Federal lawmakers are asking if Google Inc. violated the terms of its broad privacy settlement with the Federal Trade Commission, following a study in which it has been reported that Google is accused of bypassing the privacy settings on Apple's Safari browser to track usage on iPhones and Macs without permission.

Going by a report released by a Stanford University graduate student, Google has used a special computer code that tricks Apple's Safari Web-browsing software into letting them monitor many users.

Jonathan Mayer, a graduate student and privacy researcher, wrote about Google's Safari tracking techniques in this blog post. Mayer's findings got wide attention after the Wall Street Journal featured it in a news story.
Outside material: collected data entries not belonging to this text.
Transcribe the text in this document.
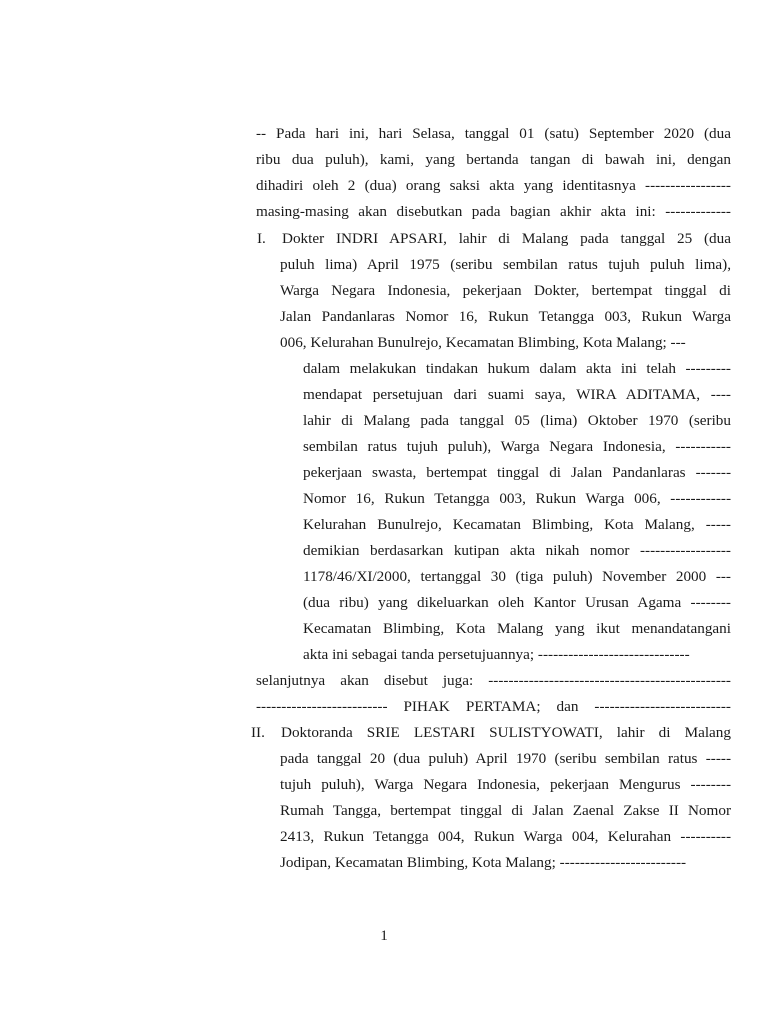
-- Pada hari ini, hari Selasa, tanggal 01 (satu) September 2020 (dua
ribu dua puluh), kami, yang bertanda tangan di bawah ini, dengan
dihadiri oleh 2 (dua) orang saksi akta yang identitasnya -----------------
masing-masing akan disebutkan pada bagian akhir akta ini: -------------
I. Dokter INDRI APSARI, lahir di Malang pada tanggal 25 (dua
puluh lima) April 1975 (seribu sembilan ratus tujuh puluh lima),
Warga Negara Indonesia, pekerjaan Dokter, bertempat tinggal di
Jalan Pandanlaras Nomor 16, Rukun Tetangga 003, Rukun Warga
006, Kelurahan Bunulrejo, Kecamatan Blimbing, Kota Malang; ---
dalam melakukan tindakan hukum dalam akta ini telah ---------
mendapat persetujuan dari suami saya, WIRA ADITAMA, ----
lahir di Malang pada tanggal 05 (lima) Oktober 1970 (seribu
sembilan ratus tujuh puluh), Warga Negara Indonesia, -----------
pekerjaan swasta, bertempat tinggal di Jalan Pandanlaras -------
Nomor 16, Rukun Tetangga 003, Rukun Warga 006, ------------
Kelurahan Bunulrejo, Kecamatan Blimbing, Kota Malang, -----
demikian berdasarkan kutipan akta nikah nomor ------------------
1178/46/XI/2000, tertanggal 30 (tiga puluh) November 2000 ---
(dua ribu) yang dikeluarkan oleh Kantor Urusan Agama --------
Kecamatan Blimbing, Kota Malang yang ikut menandatangani
akta ini sebagai tanda persetujuannya; ------------------------------
selanjutnya akan disebut juga: ------------------------------------------------
-------------------------- PIHAK PERTAMA; dan ---------------------------
II. Doktoranda SRIE LESTARI SULISTYOWATI, lahir di Malang
pada tanggal 20 (dua puluh) April 1970 (seribu sembilan ratus -----
tujuh puluh), Warga Negara Indonesia, pekerjaan Mengurus --------
Rumah Tangga, bertempat tinggal di Jalan Zaenal Zakse II Nomor
2413, Rukun Tetangga 004, Rukun Warga 004, Kelurahan ----------
Jodipan, Kecamatan Blimbing, Kota Malang; -------------------------
1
This research result regrettably affirms that view as reality -- for, quite possibly, millions of users, Mayer wrote.

Reps. Edward J. Markey and Joe Barton, co-chairmen of the Bi-partisan Congressional Privacy Caucus, and Cliff Sterns, chairman of the Subcommittee on Oversight & Investigations, are asking if any violation of Google's agreement with the FTC has happened.

Google’s practices could have a wide sweeping impact because Safari is a major web browser used by millions of Americans, the lawmakers wrote to the FTC. As members of the Congressional Bi-Partisan Privacy Caucus, we are interested in any actions the FTC has taken or plans to take to investigate whether Google has violated the terms of its consent agreement, they added.

Meanwhile, Google has said the report mischaracterizes the efforts of the company. But the company admitted that a glitch accidentally allowed Google cookies to be set on Safari and promised a fix. Google has started removing the advertising cookies from Safari browsers, according to a statement of Rachel Whetstone, senior vice president of communications and public policy at the search giant.

Cookies are little bits of data collected about the Internet activity of users. They can be useful in instances such as remembering passwords and settings on sites that the user will be surfing on a regular basis. At the same time they also raise concerns about targeted advertising and how much data is really collected.

As noted by Mayer in his study, popular Web browsers provide the option to block third-party cookies, but Apple's Safari browser is unique in that it blocks third-party cookies by default on the iPhone, iPad, iPod touch and Macs.

The study named three other companies, namely, Vibrant Media Inc., Media Innovation Group LLC and PointRoll Inc., which also evaded privacy settings.